Tip: This step is critical and most DIYers skip it. A tank pre-charged to 40 PSI on a 70 PSI system will waterlog quickly because the water pressure compresses the bladder flat. Match the charge to your actual pressure. -
Turn Off Water and Relieve Pressure
Turn off the cold water supply to the water heater. Open a hot water faucet nearby to relieve pressure in the system. Turn off the water heater (gas to pilot, electric breaker off).
Tip: If your cold water supply does not have a dedicated shutoff above the water heater, shut off the main. This is also a good time to install one if it is missing. -
Install a Tee Fitting on the Cold Water Line
The expansion tank connects to the cold water line above the water heater. You need a tee fitting. Cut into the cold water line or disconnect at a convenient union. Install a tee with the branch port facing up or sideways (the tank can mount vertically or horizontally, but hanging down from the tee is most common). Use the appropriate connection method for your pipe type -- threaded, soldered, push-fit, or PEX crimp.
Tip: Push-fit (SharkBite) tees make this job much easier if you are not comfortable soldering. Cut the pipe, deburr, push in the tee. Takes 2 minutes. -
Thread the Expansion Tank onto the Tee
Wrap the tank's threaded nipple with 4-5 wraps of Teflon tape. Thread the tank into the tee branch port by hand, then snug with a wrench. Do not overtighten -- the connection is 3/4 inch NPT and only needs to be hand-tight plus one turn with a wrench.
Tip: If the tank hangs below the tee (most common orientation), install a mounting bracket or plumber's strap to support it against the wall or ceiling joist. The weight of a waterlogged tank on an unsupported thread connection will crack the tee. -
Restore Water and Check for Leaks
Close the hot water faucet you opened earlier. Turn the cold water supply back on slowly. Listen for the tank filling -- you will hear a brief rush. Check every connection for leaks. Dry each fitting with a rag and watch for 2-3 minutes. Tighten slightly if needed.

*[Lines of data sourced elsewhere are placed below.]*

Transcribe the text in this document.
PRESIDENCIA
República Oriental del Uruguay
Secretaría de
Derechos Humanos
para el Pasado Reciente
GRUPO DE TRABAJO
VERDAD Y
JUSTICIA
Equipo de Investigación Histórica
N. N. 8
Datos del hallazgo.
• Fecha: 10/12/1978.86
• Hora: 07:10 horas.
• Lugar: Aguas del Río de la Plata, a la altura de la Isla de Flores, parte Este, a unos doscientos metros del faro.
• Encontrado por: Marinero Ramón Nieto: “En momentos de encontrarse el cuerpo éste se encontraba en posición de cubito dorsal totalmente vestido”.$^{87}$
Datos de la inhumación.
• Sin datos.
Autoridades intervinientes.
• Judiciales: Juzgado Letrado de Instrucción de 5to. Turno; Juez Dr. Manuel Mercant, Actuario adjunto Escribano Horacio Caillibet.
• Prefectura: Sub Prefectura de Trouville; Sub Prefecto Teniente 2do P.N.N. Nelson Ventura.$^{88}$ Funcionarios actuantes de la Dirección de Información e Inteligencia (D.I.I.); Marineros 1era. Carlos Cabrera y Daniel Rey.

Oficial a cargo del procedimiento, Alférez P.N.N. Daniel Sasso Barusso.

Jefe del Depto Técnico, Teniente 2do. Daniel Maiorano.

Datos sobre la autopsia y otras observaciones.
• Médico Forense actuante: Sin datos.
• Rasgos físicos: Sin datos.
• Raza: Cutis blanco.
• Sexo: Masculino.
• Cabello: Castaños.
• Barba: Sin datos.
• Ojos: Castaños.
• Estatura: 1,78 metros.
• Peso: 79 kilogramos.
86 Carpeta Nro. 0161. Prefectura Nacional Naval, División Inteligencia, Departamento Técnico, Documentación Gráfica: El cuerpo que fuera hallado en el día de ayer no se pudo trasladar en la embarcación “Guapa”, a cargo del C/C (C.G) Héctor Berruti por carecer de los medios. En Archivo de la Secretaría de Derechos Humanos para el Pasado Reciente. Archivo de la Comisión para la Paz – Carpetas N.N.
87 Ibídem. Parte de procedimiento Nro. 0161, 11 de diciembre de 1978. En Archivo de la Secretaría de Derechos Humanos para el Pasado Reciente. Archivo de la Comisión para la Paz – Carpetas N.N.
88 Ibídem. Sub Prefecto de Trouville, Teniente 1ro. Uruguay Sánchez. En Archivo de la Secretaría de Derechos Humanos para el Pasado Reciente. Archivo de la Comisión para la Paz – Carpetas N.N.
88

Tip: A tiny weep at the tank thread connection usually means not enough Teflon tape. Shut off, disconnect, add more tape, reconnect. -
Restore the Water Heater and Verify
Turn the water heater back on. Let it go through a full heating cycle (30-60 minutes). Check the T&P valve -- if it was dripping before the expansion tank, it should stop now. Check the expansion tank -- it should feel warm on the bottom (water side) and room temperature on top (air side). If the entire tank is warm, the bladder may have failed and the tank is waterlogged.
Tip: Tap the tank with your knuckle. Bottom should sound solid (water). Top should sound hollow (air). If it all sounds solid, the bladder is not working -- the pre-charge was wrong or the bladder is defective.
Pro Tips
- Check the expansion tank's air pressure annually. Use a tire gauge on the Schrader valve. Recharge with a bicycle pump if it has lost pressure. A tank with no air charge is just a dead weight on your pipe.
- Expansion tanks have a lifespan of 5-10 years. The rubber bladder eventually fails. When the T&P valve starts dripping again, check the expansion tank first.
- Size the expansion tank to your water heater. A 2-gallon tank handles most 40-50 gallon residential heaters. A 75+ gallon heater or a system with very high pressure may need a 5-gallon tank.
- If you have a tankless water heater, you generally do not need an expansion tank -- tankless heaters do not store heated water. But if you have a recirculation loop with a tankless, check with the manufacturer.
- Some jurisdictions require a licensed plumber to install expansion tanks. Check your local code before starting.
When to Call a Pro
Call a plumber if you are not comfortable cutting into the water line, if your pipe material requires soldering (copper) and you do not have the equipment, if your T&P valve is discharging large amounts of water (may indicate a more serious pressure issue), or if you are unsure whether your system is open or closed.